BMX & Health
Health and Young People
What the Evidence Tells Us
Need to increase the percentage of people who take moderate physical activity for a total of 30 minutes on 5 or more days of the week.
- Objectives include increasing the provision and uptake of physical activity that is accessible and affordable to the population as a whole, addressing inequalities in the access to leisure and to promote activity that can be built into everyday life.
- It is also recommended that all young people should participate in physical activity of at least moderate intensity for one hour a day.
- Children are getting fatter despite eating less because levels of physical activity have decreased.
- When planning interventions it is important to look at the barriers to participation that young people might experience.
- Reducing inequalities also meets the aim of Local Agenda 21 to include local people in the development of social, economic and environmental sustainability.
- Evidence suggests that activities at or in the vicinity of the home are most effective.
- For young people physical activity opportunities outside school need to be accessible and seen as safe.
- Young people need to be involved in the decision making process.
- Interventions should also be relevant to age, gender and location.
Formal V's Informal
The Somerset Physical Activity Group 1997 strategy focuses on promoting activity within school time and does not address physical activity out of school. This is despite recognition that young people are less active at the weekend compared to a school day.
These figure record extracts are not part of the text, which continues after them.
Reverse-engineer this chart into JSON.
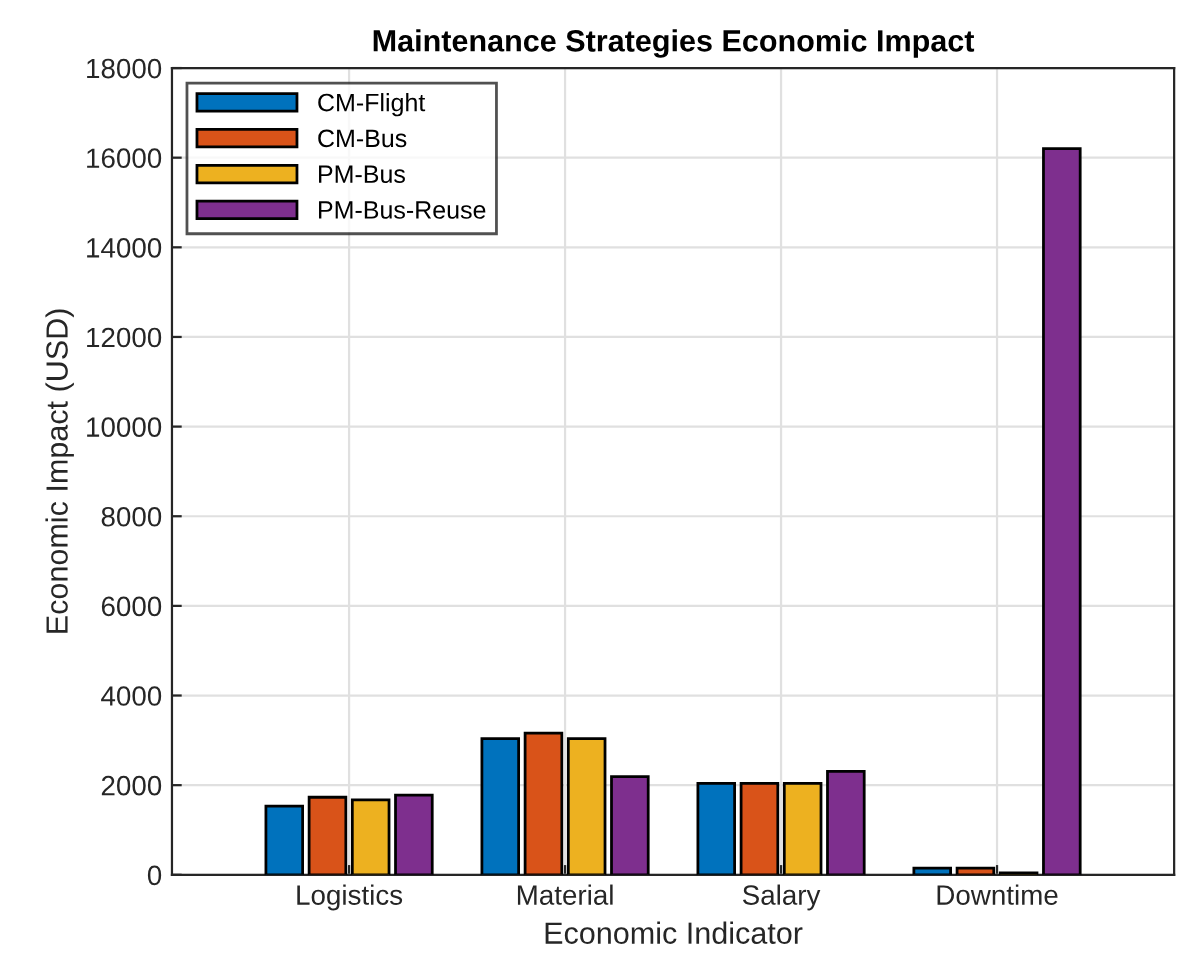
{
  "chart_data": {
    "type": "bar",
    "title": "Maintenance Strategies Economic Impact",
    "xlabel": "Economic Indicator",
    "ylabel": "Economic Impact (USD)",
    "categories": [
      "Logistics",
      "Material",
      "Salary",
      "Downtime"
    ],
    "series": [
      {
        "name": "CM-Flight",
        "color": "#0072bd",
        "values": [
          1530,
          3040,
          2040,
          150
        ]
      },
      {
        "name": "CM-Bus",
        "color": "#d95319",
        "values": [
          1730,
          3160,
          2040,
          150
        ]
      },
      {
        "name": "PM-Bus",
        "color": "#edb120",
        "values": [
          1670,
          3040,
          2040,
          40
        ]
      },
      {
        "name": "PM-Bus-Reuse",
        "color": "#7e2f8e",
        "values": [
          1780,
          2190,
          2310,
          16200
        ]
      }
    ],
    "ylim": [
      0,
      18000
    ],
    "yticks": [
      0,
      2000,
      4000,
      6000,
      8000,
      10000,
      12000,
      14000,
      16000,
      18000
    ],
    "grid": true,
    "legend": "top left"
  }
}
There are pointers for alternative focus for the programmes. This includes mention of school leavers for whom 'access to community leisure provision becomes increasingly more important' and 'building activity into everyday life at a young age is important in establishing enjoyment of activity'.
This seems to suggest that there is a need for programme's that:
- Improve access to community leisure facilities.
- Provide opportunities out of school during the weekend, evening and holidays.
Getting Young People Active
I would argue that:
If we want to get more young people to be more active more often we consider the following questions. What is stopping young people from being more active? What competes against physical activity for their time? What choices do they make and why?
- Compared to previous generations the young people of today have a greater choice with regards to the range activities they can do in their spare time.
- There are a larger number of sedentary activities available to young people, such as computers, game consoles and Sky TV.
- Large sums of money are spent by the companies concerned promoting these sedentary activities to young people.
- Physical activities are battling against sedentary activities for young people's time and (generally speaking) loosing.
- We know that young people can experience a number of barriers (transportation, time constraints and cost) to accessing the physical activity opportunities that are available.
- Popular sedentary activities don't have the same number of barriers (initial cost of the computer).
- For a young person it is easier to stay at home and play on the computer than it is for them to go to the local sports centre. It is also probably more fun than going down to the local recreation ground that doesn't really cater for their needs.
- In order to get more young people more active more often the opportunities available involving physical activity need to be more attractive than those opportunities available involving sedentary activity.
- To do this they need to meet the specific needs of the young people and overcome the barriers that stop them from accessing them.
A balanced approach to providing formal and informal opportunities is important. We need consider appropriate informal recreation facilities for young people in their immediate community as well as more formal opportunities at school etc.